Supressing inflammation in miR-18a mutants rescues both the excess proliferation and delayed photoreceptor regeneration
The increased and prolonged expression of inflammatory genes and prolonged microglia response in the injured miR-18ami5012 retina led to the hypothesis that, in the absence of miR-18a, prolonged and excessive inflammation is causally related to the excess proliferation and delayed photoreceptor maturation observed in miR-18a mutants. To test this hypothesis, dexamethasone was used to suppress inflammation in WT and miR-18ami5012 fish from 2 to 6 dpi, the interval during which miR-18a expression is upregulated in injured retinas (see Fig. 1a, b) and when in miR-18ami5012 retinas inflammatory genes are expressed higher levels than in WT retinas (see Fig. 5). Fish were then exposed to 5 mM BrdU from 6 to 7 dpi, to label proliferating cells, and in situ hybridization was used to label mature rod or cone photoreceptors.

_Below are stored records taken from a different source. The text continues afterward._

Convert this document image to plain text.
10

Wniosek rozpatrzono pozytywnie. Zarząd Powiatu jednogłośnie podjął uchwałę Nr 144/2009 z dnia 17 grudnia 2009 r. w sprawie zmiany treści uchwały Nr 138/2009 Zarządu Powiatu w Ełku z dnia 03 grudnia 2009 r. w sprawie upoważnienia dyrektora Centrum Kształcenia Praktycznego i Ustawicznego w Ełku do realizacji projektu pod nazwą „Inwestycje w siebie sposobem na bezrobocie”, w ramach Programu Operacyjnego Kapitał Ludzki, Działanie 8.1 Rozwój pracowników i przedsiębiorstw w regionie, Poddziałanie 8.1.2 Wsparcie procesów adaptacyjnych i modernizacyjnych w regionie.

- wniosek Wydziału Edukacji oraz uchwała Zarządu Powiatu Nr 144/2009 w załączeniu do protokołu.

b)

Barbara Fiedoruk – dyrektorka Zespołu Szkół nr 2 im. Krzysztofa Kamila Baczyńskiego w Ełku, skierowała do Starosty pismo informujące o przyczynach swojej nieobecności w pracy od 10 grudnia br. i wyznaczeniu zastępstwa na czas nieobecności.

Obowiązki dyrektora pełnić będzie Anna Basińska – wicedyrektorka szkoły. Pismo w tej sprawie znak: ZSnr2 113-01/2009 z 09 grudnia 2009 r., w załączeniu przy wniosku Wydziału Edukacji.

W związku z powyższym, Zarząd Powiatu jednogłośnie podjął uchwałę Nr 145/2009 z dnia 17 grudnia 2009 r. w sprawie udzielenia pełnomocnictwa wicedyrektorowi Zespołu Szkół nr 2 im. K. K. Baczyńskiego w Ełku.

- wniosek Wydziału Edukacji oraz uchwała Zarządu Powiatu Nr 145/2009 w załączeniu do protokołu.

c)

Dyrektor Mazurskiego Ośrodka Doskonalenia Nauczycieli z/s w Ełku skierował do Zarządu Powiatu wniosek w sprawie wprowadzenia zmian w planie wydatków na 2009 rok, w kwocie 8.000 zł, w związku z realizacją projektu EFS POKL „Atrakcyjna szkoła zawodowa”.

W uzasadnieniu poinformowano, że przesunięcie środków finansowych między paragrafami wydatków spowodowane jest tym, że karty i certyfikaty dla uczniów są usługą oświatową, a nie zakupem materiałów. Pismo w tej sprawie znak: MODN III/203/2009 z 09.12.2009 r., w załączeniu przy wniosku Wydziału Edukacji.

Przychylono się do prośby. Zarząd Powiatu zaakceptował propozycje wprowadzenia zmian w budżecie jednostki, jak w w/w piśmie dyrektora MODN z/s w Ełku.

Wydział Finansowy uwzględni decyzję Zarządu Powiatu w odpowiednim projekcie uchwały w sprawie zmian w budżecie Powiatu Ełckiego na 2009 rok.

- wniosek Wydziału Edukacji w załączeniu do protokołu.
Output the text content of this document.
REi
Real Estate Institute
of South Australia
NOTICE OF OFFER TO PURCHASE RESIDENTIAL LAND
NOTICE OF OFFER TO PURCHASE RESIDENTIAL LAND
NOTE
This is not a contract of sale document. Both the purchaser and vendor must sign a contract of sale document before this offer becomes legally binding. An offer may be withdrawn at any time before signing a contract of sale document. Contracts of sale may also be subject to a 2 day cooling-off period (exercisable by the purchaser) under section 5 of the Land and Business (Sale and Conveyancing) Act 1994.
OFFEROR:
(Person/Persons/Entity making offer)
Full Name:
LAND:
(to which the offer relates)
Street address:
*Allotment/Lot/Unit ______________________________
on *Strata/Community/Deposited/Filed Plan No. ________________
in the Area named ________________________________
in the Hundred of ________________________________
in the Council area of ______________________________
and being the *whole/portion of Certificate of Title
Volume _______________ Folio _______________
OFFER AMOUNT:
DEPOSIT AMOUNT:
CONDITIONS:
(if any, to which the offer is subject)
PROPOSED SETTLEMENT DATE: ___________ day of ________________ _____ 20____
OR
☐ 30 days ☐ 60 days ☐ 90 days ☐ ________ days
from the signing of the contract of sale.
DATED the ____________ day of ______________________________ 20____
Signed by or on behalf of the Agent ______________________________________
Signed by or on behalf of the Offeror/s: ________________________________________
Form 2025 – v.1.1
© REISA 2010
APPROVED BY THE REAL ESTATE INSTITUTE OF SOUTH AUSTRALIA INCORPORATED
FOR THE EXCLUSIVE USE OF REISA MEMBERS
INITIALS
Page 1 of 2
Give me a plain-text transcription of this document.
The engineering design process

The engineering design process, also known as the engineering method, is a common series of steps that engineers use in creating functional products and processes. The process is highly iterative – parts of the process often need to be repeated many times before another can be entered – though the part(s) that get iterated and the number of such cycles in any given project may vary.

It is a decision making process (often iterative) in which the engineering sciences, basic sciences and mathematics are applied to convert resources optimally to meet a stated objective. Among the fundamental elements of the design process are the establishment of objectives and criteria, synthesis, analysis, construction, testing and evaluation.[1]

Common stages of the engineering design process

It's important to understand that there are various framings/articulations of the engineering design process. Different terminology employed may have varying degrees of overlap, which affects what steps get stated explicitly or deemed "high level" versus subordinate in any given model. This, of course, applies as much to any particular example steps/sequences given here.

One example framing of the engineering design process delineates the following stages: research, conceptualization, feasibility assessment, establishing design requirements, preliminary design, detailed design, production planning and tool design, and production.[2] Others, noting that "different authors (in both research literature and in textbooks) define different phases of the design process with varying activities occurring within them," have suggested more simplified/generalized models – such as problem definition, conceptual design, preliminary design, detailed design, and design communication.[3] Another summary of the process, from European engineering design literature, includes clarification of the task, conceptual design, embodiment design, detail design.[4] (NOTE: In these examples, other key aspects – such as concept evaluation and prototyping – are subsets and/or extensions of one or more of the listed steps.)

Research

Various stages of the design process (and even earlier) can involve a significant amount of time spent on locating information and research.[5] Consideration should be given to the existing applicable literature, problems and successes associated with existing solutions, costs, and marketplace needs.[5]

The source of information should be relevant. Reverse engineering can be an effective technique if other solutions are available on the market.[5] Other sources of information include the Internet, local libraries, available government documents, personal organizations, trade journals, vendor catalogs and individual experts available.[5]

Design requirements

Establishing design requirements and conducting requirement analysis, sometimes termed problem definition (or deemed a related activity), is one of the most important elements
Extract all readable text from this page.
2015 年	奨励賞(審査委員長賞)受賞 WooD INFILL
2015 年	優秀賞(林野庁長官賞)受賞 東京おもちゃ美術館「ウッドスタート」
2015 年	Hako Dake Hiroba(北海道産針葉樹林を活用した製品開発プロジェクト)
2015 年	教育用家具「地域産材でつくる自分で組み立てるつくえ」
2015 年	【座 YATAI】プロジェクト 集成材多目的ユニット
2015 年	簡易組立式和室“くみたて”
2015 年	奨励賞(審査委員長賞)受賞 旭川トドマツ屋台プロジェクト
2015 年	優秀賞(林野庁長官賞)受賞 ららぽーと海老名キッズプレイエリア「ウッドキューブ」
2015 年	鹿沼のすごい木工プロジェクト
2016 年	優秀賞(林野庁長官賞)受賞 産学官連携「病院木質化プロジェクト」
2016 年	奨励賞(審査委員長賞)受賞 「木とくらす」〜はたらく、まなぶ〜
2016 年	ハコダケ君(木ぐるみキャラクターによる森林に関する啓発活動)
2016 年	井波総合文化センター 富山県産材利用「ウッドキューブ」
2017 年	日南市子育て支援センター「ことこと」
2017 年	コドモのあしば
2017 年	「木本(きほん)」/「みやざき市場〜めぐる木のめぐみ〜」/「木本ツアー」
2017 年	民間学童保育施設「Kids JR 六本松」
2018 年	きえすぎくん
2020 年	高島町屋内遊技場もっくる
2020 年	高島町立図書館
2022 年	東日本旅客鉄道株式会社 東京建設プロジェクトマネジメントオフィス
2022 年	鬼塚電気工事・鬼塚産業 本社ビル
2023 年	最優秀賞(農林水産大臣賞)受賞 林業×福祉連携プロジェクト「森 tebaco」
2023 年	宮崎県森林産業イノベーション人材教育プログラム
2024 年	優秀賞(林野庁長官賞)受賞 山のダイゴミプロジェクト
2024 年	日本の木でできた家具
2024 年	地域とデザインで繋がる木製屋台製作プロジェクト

Compared with controls, the dexamethasone treatment fully rescued the excess proliferation in miR-18ami5012 retinas, reducing the number of BrdU-labeled cells to that observed in controls (Fig. 7a, b). Dexamethasone treatment also reduced the number of BrdU-labeled cells in WT retinas by a smaller amount (Fig. 7a, b). Further, dexamethasone treatment rescued the delay in cone maturation and regeneration at 7 dpi, matching the number of arr3a-expressing mature cones with WT control levels (Fig. 7c, d), and also matching the number of Hoechst-labeled cone nuclei (WT control 76.7 ± 9.2 cells/0.3 mm, miR-18ami5012 control 57.2 ± 11.4 cells/0.3 mm, p = 0.021; WT control 76.7 ± 9.2 cells/0.3 mm, dexamethasone treated miR-18ami5012 76.3 ± 4.04 cells/0.3 mm, p = 0.451). Dexamethasone treatment had no effect on the number of arr3a-expressing cone cells in WT retinas (Fig. 7c, d). Together, these data indicate that in the injured retina, miR-18a regulates the proliferation of MG-derived progenitors and photoreceptor regeneration by regulating inflammation.